Carrie Norin is an educator, artist, and trained evolutionary biologist. She holds a PhD in Ecology & Evolution from Rutgers University and a BS in Environmental Studies from The George Washington University. Carrie has taught evolutionary biology, genetics, and ecology at the university and high school levels. She recently built and directed the first student-led research program at Princeton Day School, Princeton, NJ.

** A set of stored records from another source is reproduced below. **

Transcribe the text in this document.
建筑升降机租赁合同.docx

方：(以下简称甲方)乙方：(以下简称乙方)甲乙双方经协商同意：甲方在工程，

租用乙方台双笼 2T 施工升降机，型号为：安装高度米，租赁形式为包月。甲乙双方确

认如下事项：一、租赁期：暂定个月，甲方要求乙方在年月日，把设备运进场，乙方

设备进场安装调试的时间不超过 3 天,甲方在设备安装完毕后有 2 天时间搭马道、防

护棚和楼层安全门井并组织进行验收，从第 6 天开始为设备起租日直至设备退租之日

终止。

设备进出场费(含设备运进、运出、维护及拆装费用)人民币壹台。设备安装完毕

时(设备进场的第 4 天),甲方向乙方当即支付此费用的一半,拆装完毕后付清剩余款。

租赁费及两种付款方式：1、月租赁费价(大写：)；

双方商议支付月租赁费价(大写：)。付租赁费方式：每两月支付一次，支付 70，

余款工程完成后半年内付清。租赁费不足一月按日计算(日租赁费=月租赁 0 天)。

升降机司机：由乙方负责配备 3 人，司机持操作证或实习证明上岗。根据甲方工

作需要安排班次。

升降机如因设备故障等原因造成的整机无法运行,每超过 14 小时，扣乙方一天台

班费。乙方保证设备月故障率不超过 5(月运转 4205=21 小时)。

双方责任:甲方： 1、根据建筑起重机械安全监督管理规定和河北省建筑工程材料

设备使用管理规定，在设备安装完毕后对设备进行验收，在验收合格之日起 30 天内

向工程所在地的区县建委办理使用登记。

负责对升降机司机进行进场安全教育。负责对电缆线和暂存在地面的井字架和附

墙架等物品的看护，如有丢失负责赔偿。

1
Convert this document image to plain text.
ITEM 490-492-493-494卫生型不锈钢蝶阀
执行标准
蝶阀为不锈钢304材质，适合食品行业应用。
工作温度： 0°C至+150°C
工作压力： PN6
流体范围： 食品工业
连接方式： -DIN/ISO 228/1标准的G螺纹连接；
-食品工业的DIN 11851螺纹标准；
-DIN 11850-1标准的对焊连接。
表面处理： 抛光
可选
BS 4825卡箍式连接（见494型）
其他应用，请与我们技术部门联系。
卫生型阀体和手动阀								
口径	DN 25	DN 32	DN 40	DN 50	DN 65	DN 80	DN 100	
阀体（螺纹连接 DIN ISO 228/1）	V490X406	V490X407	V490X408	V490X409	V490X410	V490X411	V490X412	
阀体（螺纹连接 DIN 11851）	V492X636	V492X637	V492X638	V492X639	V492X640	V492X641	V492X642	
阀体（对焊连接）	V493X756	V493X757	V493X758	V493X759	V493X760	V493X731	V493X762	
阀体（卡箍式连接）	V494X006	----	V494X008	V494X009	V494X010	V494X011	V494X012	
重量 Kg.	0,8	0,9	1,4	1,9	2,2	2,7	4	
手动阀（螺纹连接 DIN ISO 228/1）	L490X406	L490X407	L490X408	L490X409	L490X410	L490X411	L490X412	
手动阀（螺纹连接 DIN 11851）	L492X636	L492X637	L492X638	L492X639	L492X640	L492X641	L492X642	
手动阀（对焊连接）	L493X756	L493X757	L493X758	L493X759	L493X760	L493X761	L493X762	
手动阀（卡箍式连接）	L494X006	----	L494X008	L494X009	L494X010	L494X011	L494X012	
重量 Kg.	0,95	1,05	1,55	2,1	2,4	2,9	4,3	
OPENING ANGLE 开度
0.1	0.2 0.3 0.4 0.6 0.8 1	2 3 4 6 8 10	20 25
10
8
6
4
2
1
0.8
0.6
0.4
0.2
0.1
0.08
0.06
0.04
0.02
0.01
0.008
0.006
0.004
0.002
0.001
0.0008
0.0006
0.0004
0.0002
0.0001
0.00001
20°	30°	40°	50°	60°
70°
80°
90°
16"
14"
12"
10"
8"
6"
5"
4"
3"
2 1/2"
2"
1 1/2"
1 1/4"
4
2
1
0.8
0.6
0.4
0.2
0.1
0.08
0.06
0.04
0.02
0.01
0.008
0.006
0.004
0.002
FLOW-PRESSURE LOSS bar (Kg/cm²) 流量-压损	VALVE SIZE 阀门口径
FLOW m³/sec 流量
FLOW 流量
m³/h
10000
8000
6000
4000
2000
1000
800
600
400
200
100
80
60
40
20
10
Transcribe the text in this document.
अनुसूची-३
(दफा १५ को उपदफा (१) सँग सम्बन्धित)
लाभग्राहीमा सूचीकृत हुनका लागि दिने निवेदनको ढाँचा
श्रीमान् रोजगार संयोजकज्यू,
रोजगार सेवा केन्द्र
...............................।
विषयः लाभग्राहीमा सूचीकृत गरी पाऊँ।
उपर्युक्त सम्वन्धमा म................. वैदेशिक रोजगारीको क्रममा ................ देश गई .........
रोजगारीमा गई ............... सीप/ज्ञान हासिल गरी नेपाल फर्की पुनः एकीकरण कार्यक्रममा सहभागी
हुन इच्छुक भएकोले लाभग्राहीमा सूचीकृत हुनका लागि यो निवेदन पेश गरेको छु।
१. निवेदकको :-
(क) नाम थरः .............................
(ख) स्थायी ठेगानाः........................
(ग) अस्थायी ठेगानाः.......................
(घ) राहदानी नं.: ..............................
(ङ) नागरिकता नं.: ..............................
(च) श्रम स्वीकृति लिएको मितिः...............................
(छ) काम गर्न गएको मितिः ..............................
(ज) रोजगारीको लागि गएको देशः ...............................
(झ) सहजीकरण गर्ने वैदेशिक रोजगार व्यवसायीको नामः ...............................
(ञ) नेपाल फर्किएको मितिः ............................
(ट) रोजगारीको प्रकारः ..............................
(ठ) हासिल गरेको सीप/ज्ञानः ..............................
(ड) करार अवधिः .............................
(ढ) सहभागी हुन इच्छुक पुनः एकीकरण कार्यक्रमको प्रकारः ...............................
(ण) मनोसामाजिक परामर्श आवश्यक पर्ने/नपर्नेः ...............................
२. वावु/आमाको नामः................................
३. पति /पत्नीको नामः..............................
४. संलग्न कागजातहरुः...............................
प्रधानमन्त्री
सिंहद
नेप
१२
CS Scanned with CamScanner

As a Peace Corps volunteer in Samoa, she created an interdisciplinary curriculum investigating the biology of local flora found in traditional Samoan design and culture. Carrie is currently developing curriculum on the ecology, evolutionary biology, and genetics of endangered mountain gorillas. She plans to partner with international conservation organizations to increase student outreach and improve citizen science programs.
Science and nature also inspire Carrie’s artwork. Her digital micrographs explore microscopic structures within plant cells, highlighting important evolutionary adaptations while revealing a hidden beauty invisible to the naked eye. Her work has been exhibited in galleries and corporate spaces, and was published in Scientific American.
Carrie has also recently launched matte porcelain design. Her jewelry aesthetic is rooted in science, balancing the clean lines of modern geometry with the organic imperfection of nature. Carrie strives to create jewelry that all women can enjoy and can afford. Even while maintaining a fair price point, her handmade pieces convey sophistication, luxury, and individualism.
Carrie lives in Morris County, NJ and is married with three young boys. The family loves being outside, hiking, climbing, and exploring.